Part 3, healthier schools, is perhaps the most relevant section, given the coalition behind this report, which includes military generals, coaches, and athletes, and the one that might be most practically addressed at the state level. Even if the other recommendations were implemented fully and school quality was improved dramatically, obesity would still disqualify a significant number of people from military service. Sixty percent of young adults are obese or overweight, according to standards set forth by the American Medical Association. These numbers are worrisome not only in light of military ineligibility but in terms of the life-long health consequences. The report recommends that Congress and the president “defend science-based nutrition standards” like those embedded in the Healthy, Hunger Free Kids Act of 2010. Specifically, it calls on lawmakers to support the Child Nutrition Reauthorization introduced last year by the Senate Agriculture Committee. And it implores states to place a greater priority on physical education programs: the percentage of schools requiring students to take physical education has declined significantly in the last fifteen years, as has the amount of time spent on recess.

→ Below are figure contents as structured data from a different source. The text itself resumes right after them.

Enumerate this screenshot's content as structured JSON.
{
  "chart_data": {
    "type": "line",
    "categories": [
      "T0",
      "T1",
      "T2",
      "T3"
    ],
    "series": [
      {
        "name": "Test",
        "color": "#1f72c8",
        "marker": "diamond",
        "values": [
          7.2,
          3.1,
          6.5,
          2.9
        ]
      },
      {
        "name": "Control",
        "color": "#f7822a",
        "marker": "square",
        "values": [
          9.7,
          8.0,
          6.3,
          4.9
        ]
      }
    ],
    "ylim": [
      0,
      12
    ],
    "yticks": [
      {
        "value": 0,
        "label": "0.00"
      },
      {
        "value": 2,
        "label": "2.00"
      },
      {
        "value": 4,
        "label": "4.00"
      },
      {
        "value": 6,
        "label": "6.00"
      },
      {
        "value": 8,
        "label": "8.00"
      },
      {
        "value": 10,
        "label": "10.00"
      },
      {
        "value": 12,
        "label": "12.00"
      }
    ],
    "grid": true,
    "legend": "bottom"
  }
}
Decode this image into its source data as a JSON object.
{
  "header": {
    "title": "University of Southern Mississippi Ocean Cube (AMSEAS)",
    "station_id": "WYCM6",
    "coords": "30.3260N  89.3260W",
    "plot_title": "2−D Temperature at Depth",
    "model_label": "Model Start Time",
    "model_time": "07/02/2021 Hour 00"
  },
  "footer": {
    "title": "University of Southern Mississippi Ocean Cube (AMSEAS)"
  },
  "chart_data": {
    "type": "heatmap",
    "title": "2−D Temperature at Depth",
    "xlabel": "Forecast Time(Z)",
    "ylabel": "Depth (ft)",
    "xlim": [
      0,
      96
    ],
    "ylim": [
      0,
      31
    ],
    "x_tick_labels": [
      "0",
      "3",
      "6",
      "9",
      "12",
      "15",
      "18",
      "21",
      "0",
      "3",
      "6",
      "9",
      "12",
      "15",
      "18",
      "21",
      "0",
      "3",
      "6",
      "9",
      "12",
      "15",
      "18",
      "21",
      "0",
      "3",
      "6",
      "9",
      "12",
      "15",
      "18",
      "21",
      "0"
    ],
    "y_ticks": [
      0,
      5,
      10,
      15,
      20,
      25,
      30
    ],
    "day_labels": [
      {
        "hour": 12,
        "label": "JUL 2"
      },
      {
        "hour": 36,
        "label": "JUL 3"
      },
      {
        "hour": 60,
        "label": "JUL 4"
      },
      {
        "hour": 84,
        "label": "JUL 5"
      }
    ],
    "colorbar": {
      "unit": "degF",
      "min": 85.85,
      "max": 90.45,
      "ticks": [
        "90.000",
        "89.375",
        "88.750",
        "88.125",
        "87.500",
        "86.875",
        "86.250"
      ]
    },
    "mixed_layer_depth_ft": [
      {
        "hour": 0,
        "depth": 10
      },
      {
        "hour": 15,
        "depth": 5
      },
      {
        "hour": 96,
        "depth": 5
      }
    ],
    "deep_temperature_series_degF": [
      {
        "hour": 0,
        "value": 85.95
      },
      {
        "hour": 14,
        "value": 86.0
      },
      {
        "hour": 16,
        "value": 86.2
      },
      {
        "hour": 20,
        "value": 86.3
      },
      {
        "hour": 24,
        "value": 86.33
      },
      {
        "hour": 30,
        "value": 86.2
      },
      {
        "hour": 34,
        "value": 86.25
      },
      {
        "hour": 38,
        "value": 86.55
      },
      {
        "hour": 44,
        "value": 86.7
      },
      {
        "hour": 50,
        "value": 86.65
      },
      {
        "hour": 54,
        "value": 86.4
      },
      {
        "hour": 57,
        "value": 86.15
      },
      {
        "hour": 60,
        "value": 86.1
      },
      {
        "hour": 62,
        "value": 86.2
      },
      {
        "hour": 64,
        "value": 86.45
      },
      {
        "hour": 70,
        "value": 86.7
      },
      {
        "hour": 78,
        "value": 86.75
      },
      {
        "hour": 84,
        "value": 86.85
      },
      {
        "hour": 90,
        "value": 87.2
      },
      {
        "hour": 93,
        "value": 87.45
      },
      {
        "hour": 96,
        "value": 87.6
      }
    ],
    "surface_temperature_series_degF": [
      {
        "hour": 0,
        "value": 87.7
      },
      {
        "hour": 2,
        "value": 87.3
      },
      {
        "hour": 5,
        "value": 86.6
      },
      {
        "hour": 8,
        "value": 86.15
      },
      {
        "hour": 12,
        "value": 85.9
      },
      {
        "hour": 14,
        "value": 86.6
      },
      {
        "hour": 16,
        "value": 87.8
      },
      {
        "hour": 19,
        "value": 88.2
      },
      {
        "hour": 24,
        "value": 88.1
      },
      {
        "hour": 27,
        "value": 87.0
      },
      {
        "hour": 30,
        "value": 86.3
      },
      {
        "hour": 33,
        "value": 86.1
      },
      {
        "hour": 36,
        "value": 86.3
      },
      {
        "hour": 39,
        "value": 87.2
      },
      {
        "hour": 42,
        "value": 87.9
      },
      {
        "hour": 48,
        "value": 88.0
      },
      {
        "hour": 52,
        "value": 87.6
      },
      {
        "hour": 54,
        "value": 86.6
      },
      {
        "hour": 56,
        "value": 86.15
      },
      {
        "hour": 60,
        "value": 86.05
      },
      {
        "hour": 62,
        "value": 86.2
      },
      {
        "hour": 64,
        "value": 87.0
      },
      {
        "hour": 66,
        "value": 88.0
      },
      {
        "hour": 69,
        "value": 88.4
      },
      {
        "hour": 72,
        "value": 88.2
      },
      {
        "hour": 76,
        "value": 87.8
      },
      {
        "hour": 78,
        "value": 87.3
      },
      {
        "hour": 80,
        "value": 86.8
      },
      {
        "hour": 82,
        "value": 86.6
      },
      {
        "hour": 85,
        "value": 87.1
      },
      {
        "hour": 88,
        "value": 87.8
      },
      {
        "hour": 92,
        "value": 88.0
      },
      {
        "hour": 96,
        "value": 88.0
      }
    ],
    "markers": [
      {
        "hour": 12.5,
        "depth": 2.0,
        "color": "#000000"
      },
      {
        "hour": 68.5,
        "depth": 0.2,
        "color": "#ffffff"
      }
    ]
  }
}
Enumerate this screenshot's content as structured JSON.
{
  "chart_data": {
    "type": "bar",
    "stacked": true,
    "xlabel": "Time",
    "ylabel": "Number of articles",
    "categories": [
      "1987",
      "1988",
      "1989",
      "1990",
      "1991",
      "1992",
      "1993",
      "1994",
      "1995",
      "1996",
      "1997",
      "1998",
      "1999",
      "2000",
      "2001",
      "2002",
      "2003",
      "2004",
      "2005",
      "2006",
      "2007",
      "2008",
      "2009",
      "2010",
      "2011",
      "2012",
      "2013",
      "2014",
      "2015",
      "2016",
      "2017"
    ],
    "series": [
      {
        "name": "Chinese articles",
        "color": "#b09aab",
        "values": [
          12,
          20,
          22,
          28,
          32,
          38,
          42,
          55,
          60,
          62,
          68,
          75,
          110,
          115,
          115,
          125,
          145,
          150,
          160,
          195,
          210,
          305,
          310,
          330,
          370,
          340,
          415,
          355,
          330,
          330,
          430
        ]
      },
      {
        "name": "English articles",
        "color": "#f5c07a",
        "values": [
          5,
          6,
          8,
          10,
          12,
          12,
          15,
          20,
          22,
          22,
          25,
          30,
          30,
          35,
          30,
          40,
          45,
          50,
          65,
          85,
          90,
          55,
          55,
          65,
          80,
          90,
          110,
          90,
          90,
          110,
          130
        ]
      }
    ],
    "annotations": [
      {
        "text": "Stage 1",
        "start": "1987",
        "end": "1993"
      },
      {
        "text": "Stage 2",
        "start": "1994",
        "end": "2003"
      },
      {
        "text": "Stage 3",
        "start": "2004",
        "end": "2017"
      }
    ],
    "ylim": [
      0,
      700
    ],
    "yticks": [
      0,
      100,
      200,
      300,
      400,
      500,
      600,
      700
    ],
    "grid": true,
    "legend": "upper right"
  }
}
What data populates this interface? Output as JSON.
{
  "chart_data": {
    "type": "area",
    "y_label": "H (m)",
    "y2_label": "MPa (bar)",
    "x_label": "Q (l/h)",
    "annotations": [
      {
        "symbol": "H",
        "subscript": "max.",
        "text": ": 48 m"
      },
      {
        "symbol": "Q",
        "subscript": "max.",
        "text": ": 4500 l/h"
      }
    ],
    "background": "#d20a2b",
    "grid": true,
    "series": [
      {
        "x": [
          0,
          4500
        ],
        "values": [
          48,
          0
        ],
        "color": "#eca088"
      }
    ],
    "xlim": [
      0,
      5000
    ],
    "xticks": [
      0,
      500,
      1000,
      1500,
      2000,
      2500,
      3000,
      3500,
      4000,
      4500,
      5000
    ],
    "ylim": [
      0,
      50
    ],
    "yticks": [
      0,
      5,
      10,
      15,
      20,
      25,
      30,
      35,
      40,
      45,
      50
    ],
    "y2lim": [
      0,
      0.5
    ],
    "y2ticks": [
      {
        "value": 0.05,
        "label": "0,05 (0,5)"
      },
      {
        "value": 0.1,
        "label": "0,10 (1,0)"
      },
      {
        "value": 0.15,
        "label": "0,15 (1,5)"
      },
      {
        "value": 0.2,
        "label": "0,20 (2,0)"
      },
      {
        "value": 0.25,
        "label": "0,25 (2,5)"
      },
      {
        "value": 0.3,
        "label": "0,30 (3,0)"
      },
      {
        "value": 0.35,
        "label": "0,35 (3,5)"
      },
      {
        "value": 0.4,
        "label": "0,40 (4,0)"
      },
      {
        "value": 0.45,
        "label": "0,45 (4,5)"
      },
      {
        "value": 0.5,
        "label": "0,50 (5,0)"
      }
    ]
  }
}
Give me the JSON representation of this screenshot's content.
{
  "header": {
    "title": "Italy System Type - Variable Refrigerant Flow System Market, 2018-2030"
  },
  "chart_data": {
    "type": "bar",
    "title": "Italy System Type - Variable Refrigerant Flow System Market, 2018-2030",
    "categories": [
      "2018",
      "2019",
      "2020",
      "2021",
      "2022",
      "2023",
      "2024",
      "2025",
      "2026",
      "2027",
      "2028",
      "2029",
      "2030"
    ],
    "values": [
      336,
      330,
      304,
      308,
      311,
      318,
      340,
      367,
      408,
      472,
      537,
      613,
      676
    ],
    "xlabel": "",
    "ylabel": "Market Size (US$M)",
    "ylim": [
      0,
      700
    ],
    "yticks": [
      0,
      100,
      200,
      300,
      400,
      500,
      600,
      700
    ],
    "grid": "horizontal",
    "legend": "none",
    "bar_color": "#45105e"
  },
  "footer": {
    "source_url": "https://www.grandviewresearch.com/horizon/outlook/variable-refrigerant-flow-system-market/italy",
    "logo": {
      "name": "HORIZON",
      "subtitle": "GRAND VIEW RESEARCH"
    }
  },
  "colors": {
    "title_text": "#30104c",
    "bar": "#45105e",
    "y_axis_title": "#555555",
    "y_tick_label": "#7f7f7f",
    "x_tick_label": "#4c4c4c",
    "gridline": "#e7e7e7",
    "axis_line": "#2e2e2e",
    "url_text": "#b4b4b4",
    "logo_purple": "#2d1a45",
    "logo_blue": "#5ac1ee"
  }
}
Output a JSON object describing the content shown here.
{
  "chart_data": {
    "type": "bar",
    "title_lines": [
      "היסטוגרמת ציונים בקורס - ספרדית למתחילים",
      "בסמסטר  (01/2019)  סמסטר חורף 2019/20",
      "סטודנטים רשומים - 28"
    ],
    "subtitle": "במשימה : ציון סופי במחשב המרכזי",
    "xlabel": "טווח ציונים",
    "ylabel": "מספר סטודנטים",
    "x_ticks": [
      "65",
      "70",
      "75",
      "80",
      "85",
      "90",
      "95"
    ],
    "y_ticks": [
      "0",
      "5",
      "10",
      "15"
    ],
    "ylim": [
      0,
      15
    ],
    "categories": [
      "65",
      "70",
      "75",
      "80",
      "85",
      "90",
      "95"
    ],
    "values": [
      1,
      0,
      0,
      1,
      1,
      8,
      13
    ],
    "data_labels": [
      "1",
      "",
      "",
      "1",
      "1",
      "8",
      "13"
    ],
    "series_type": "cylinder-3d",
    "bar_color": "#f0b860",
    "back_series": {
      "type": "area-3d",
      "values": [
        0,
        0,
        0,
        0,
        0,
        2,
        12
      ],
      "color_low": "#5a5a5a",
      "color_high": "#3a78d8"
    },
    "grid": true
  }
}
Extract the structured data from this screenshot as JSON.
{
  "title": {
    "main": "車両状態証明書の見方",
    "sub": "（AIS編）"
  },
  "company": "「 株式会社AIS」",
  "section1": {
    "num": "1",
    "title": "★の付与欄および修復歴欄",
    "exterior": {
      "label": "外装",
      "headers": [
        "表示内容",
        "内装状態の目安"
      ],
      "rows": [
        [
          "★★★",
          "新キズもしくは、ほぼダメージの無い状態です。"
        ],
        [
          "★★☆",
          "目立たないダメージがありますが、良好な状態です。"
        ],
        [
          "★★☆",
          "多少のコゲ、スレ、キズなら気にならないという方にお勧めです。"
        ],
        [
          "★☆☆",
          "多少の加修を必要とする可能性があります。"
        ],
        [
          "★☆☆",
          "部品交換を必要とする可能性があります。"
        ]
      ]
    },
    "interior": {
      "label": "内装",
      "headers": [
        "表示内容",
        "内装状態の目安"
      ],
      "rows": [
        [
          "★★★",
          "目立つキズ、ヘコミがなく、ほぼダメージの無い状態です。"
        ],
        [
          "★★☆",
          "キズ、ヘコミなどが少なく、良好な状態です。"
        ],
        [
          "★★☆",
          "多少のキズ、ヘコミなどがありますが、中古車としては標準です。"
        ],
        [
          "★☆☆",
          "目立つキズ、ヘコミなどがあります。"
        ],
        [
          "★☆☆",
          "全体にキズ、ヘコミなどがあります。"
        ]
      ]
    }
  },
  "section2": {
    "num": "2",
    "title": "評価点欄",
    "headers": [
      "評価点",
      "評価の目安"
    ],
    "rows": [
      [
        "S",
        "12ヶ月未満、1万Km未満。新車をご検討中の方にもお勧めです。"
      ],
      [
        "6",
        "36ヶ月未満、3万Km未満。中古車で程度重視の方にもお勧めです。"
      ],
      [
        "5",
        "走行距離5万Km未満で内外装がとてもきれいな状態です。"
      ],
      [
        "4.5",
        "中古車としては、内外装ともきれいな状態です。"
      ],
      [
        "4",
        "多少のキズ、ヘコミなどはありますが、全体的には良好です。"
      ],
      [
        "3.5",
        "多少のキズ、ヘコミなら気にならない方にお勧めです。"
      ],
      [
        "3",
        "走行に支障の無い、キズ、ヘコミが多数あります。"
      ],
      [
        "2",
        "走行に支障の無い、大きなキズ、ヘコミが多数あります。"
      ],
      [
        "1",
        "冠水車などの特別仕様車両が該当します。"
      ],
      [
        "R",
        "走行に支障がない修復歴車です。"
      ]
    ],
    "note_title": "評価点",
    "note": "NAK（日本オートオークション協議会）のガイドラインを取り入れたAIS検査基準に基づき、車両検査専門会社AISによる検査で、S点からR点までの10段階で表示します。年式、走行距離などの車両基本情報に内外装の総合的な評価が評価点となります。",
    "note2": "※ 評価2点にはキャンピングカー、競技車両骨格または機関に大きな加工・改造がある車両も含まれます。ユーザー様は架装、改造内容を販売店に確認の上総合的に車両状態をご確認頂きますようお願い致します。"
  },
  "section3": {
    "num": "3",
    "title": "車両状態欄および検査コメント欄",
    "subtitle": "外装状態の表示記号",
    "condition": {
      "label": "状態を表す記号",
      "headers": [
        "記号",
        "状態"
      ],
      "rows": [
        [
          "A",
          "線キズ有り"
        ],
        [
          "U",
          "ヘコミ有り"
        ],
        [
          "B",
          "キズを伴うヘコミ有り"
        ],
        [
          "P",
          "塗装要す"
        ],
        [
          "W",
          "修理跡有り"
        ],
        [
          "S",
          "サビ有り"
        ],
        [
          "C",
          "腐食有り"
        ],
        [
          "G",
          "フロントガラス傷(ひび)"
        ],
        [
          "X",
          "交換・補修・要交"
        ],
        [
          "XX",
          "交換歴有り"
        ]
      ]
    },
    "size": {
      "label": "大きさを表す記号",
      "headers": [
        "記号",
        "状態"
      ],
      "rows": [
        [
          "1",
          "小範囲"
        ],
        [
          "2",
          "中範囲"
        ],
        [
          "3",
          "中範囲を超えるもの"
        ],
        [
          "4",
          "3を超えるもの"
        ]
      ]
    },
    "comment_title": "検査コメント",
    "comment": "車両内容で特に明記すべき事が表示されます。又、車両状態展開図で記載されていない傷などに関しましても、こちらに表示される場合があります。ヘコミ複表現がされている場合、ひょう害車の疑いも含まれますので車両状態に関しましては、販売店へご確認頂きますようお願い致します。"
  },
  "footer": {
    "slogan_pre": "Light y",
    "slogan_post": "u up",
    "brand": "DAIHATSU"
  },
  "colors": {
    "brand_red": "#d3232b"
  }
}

Despite not devoting energy or ink to discuss the academic quality of K–12 schools, the Citizen-Readiness Index does an excellent job of outlining the dire ill-preparedness of too many young people for jobs, college, or the military. The scope and commitment of the bipartisan coalition behind this report is impressive, even though its recommendations take on an equally broad, everything-and-the-kitchen-sink approach. As states develop their accountability plans for the Every Student Succeeds Act (ESSA), it might be worth including “citizen readiness” as a high school indicator.